Good Nuke News A Washington Post/ABC News poll confirms what we really knew already: that about 2/3 of Americans (64%) oppose new nuclear reactor construction, and 59% strongly oppose it. Meanwhile, Rep. Ed Markey of Massachusetts has introduced a nuclear bill that’s worth supporting. HR 1242 would ensure that nuclear power plants and spent nuclear fuel pools can handle earthquakes, tsunamis, strong storms, long power outages, or other potential disasters. It would require nuclear plants to have emergency backup systems that can withstand long electricity outages, require spent fuel to be moved into safer dry cask storage as soon as the fuel is cooled, and make the Department of Energy factor in the lessons learned from the Fukushima meltdown when calculating the risk of default on loan guarantees for new plants.
It's not a perfect bill and unlikely to pass soon. But at least there’s something to support and a place to begin a serious discussion.
Pulitzer Time For the first time, a Pulitzer has been awarded for reporting that didn’t appear in print. The winner this year for national reporting is ProPublica, for its web series “The Wall Street Money Machine.” Another first: The Wall Street Journal won its first Pulitzer since Rupert Murdoch bought the paper in 2007, for Joseph Rago’s editorials on President Obama’s health care reform legislation.

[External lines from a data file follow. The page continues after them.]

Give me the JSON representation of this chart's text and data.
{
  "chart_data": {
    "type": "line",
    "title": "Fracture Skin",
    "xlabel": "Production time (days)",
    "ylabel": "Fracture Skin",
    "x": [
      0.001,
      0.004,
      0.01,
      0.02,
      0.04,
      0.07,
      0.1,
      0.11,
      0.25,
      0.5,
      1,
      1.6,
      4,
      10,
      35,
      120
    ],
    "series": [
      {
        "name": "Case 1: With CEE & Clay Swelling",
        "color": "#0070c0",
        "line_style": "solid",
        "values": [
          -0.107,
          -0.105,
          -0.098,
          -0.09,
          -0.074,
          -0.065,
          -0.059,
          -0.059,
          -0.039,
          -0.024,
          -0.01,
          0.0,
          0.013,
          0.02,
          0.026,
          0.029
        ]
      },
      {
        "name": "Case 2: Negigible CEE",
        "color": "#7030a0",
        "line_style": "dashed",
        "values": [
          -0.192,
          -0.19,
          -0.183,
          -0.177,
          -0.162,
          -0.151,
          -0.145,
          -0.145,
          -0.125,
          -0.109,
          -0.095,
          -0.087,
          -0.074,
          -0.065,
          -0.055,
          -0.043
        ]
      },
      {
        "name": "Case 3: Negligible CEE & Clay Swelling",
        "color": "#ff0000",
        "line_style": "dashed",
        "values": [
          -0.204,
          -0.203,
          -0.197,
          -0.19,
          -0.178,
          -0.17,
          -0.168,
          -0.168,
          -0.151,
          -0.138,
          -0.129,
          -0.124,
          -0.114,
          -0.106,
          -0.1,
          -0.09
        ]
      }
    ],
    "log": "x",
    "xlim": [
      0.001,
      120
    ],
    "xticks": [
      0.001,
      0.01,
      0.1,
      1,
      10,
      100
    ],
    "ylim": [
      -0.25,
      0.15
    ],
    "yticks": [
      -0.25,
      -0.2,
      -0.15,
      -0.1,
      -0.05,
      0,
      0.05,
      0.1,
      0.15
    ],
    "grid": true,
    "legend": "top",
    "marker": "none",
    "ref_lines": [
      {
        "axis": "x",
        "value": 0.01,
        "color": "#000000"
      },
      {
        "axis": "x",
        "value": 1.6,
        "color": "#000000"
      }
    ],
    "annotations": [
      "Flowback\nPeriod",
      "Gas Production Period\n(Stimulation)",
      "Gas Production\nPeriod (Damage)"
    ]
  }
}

Carol Guzy, a photographer with The Washington Post, became the first journalist to win four Pulitzers. The award for breaking news photography was shared with Nikki Kahn and Ricky Carioti, all cited for their shots of the devastation in the aftermath of Haiti earthquake.
The prize for fiction went to Jennifer Egan for A Visit From The Goon Squad. Bruce Norris won the drama award for his play Clybourne Park. The history prize went to Eric Foner for The Fiery Trial: Abraham Lincoln and American Slavery. Ron Chernow won in the biography category for Washington: A Life. “Madame White Snake” by Zhou Long won for music. Kay Ryan took the prize for poetry for The Best of It: New and Selected Poems. The award for general nonfiction went to to Siddhartha Mukherjee for The Emperor of All Maladies: A Biography of Cancer.
There was no award for breaking news this year, but four newspapers became finalists: The Chicago Tribune, The Tennessean, The Miami Herald and El Nuevo Herald, a joint entry for their coverage of the Haiti earthquake.
David Leonhard of The New York Times won in the commentary category for what the Pulitzer committee called a “graceful penetration of America’s complicated economic question.” The Times’s Clifford J. Levy and Ellen Barry won for international reporting for putting “a human face on the faltering justice system in Russia.”
So, congrats to the winners, and to Vermont for its legislative independence. If such a small state can successfully challenge the nuclear industry, maybe there’s hope for the Earth and the End Times are farther off than some people think.
*Edited transcripts are posted after the broadcast, but don’t include extemporaneous comments and last minute changes or additions.